Investigação em Andamento
A Polícia Civil de Minas Gerais está em busca de Alex de Oliveira Sousa, de 28 anos, acusado de assassinar Cinthya Micaelle Soares Roliz, de 26 anos, com seis tiros, enquanto a filha do casal, de apenas cinco anos, presenciava a cena. O trágico crime ocorreu na véspera de Ano Novo, no dia 31 de dezembro, em Belo Horizonte, quando Cinthya foi morta em sua residência.
Após o ataque, Alex fugiu do local e ainda não foi localizado. A Polícia Militar informou que o suspeito possui um histórico criminal, com passagens por tráfico de drogas e roubo. Segundo relatos de familiares, Cinthya havia terminado o relacionamento com Alex há cerca de três meses, após descobrir uma traição. Desde então, o ex-parceiro não aceitou o fim do relacionamento e, de acordo com a família, começou a perseguir a jovem, proferindo ameaças diárias.
A jovem tinha uma medida protetiva contra Alex e chegou a considerar deixar o país devido ao medo que sentia. Em entrevista à TV Record nesta quinta-feira (1º), a mãe de Cinthya comentou o desespero da filha: “Ele não dava sossego para ela, ligava a qualquer hora e em todos os lugares. Ele conseguia descobrir o número de todo mundo para perturbá-la”.
Temendo pela própria segurança, Cinthya se mudou recentemente para a casa da avó. No dia do crime, ela recebeu uma ligação de Alex, pedindo que subisse ao andar de cima do imóvel onde morava. Quando a jovem se encontrava lá, foi alvejada enquanto sua filha assistia, o que deixou a criança traumatizada. Após o ataque, a menina disse: “papai matou a mamãe”.
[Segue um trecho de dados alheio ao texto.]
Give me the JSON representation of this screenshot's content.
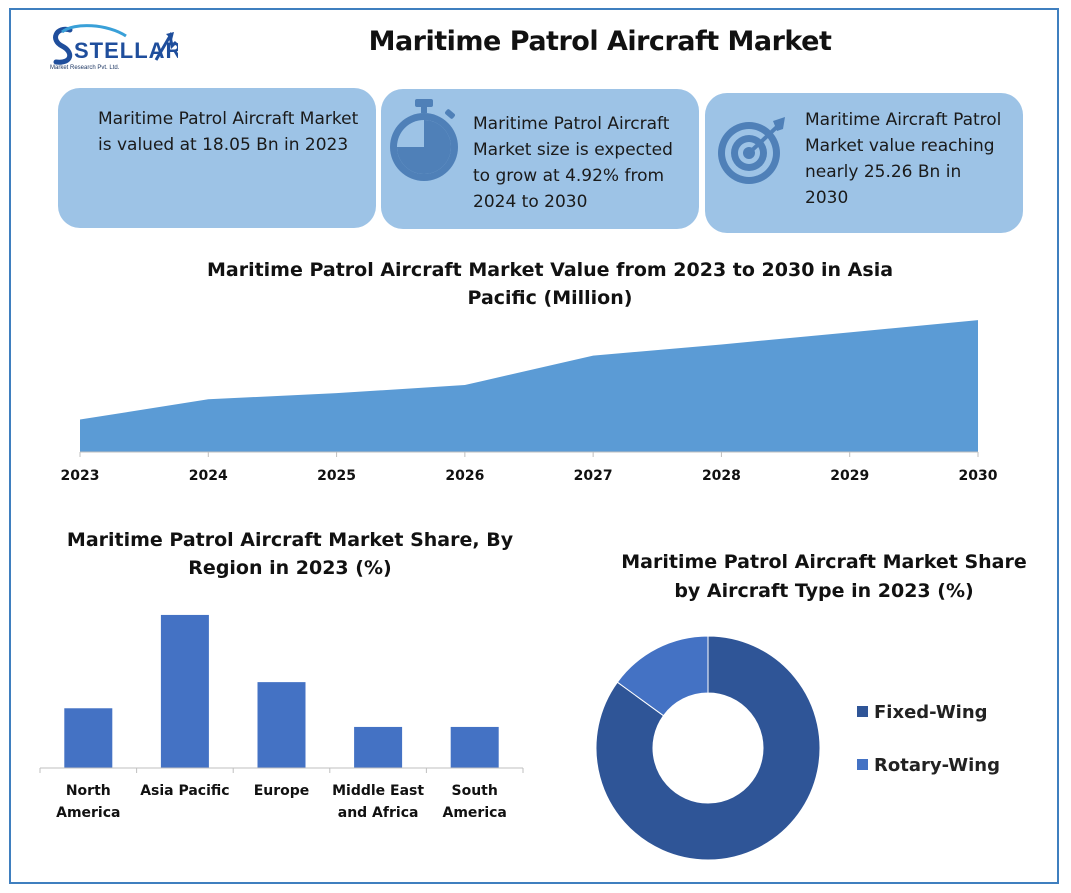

O sepultamento de Cinthya ocorreu nesta quinta-feira, no Cemitério Parque da Colina, no bairro Nova Cintra, refletindo o luto da família e da comunidade. Comovida pela tragédia, a sociedade começa a se mobilizar para discutir a violência doméstica e a necessidade de medidas de proteção mais eficazes para as vítimas, que muitas vezes se veem sem alternativas em situações de risco como esta. A polícia intensifica as buscas por Alex, que, segundo agentes, teria fugido em uma motocicleta com placa adulterada após o crime.